For Australia you have a batsman like Labuschagne, a man terminally obsessed with the sport and totally indifferent by who knows about it, who observes cricket even in the spaces between the cricket, who treats this absurd sport with precisely the amount of absurd reverence it deserves.

His method paid off. During his intense period – from the instant he appeared to replace a concussed the senior batsman at Lord’s in 2019 to around the end of 2022 – Labuschagne somehow managed to see the game more deeply. To tap into it – through pure determination – on a higher, weirder, more frenzied level. During his stint in club cricket, fellow players saw him on the morning of a game sitting on a park bench in a meditative condition, actually imagining each delivery of his innings. As per cricket statisticians, during the first few years of his career a unusually large catches were missed when he batted. Somehow Labuschagne had predicted events before anyone had a chance to change it.

Form Issues

Perhaps this was why his form started to decline the point he became number one. There were no new heights to imagine, just a empty space before his eyes. Additionally – he stopped trusting his signature shot, got trapped on the crease and seemed to forget where his off-stump was. But it’s all the same thing. Meanwhile his trainer, his coach, believes a attention to shorter formats started to undermine belief in his alignment. Good news: he’s now excluded from the one-day team.

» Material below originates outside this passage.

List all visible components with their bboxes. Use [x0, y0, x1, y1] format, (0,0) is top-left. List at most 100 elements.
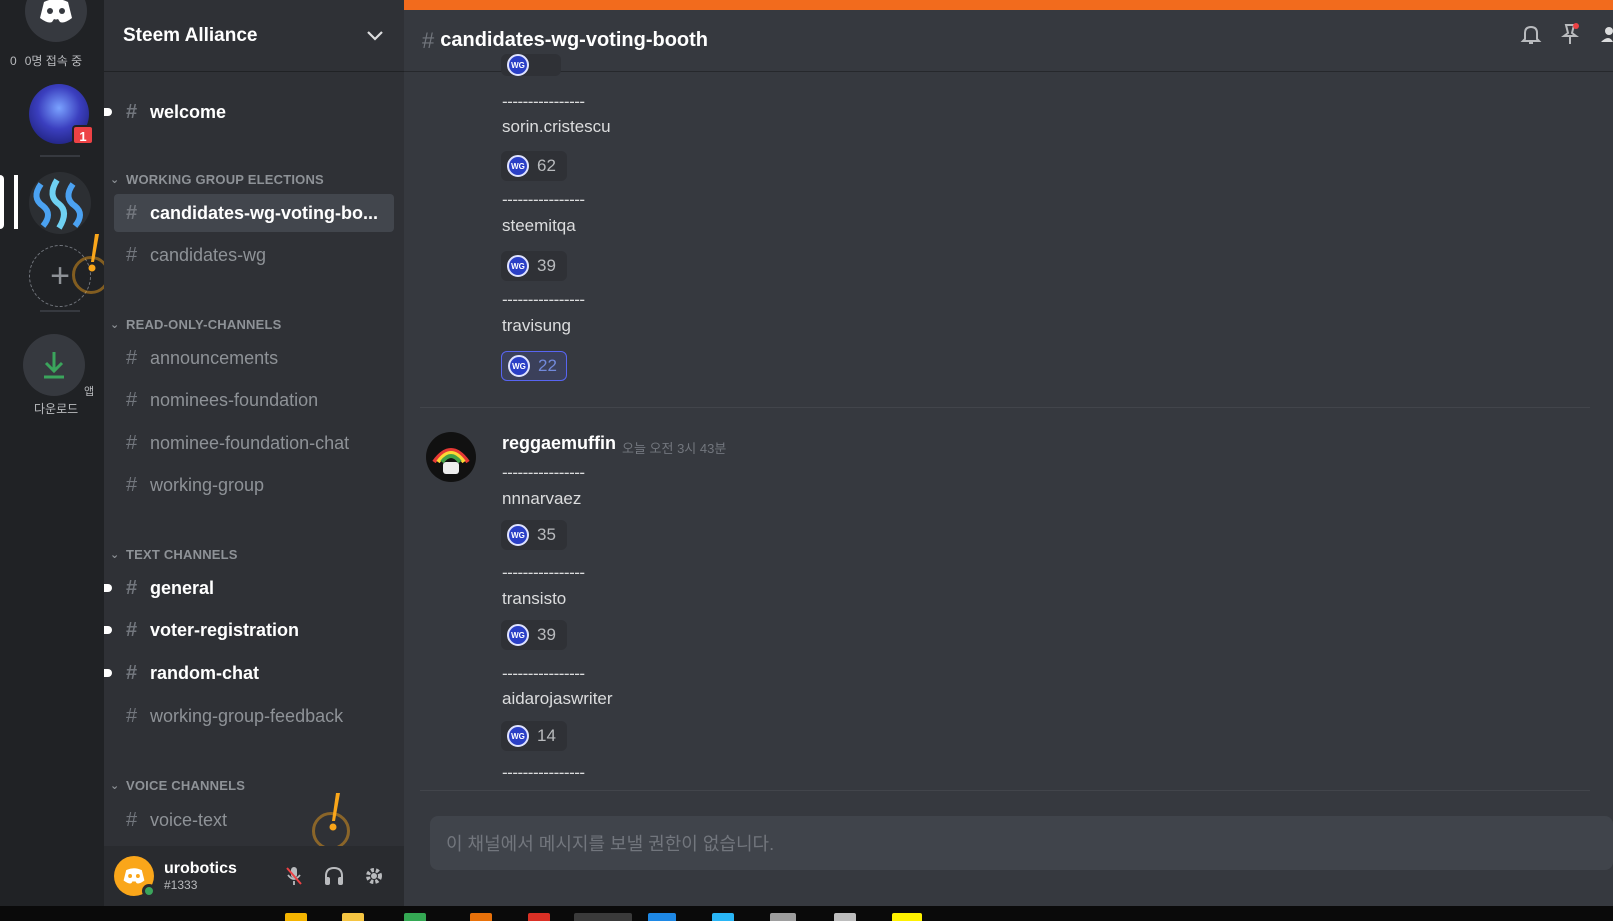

Surely it matters, too, that Labuschagne is a man of deep religious faith, an committed Christian who believes that this is all basically written out in advance, who thus sees his task as one of accessing this state of flow, no matter how mysterious it may appear to the mortal of us.

This, to my mind, has long been the main point of difference between him and the other batsman, a more naturally gifted player

Steven Mcgee
Steven Mcgee

A seasoned innovation consultant with over 15 years of experience in helping startups and enterprises drive growth through cutting-edge strategies.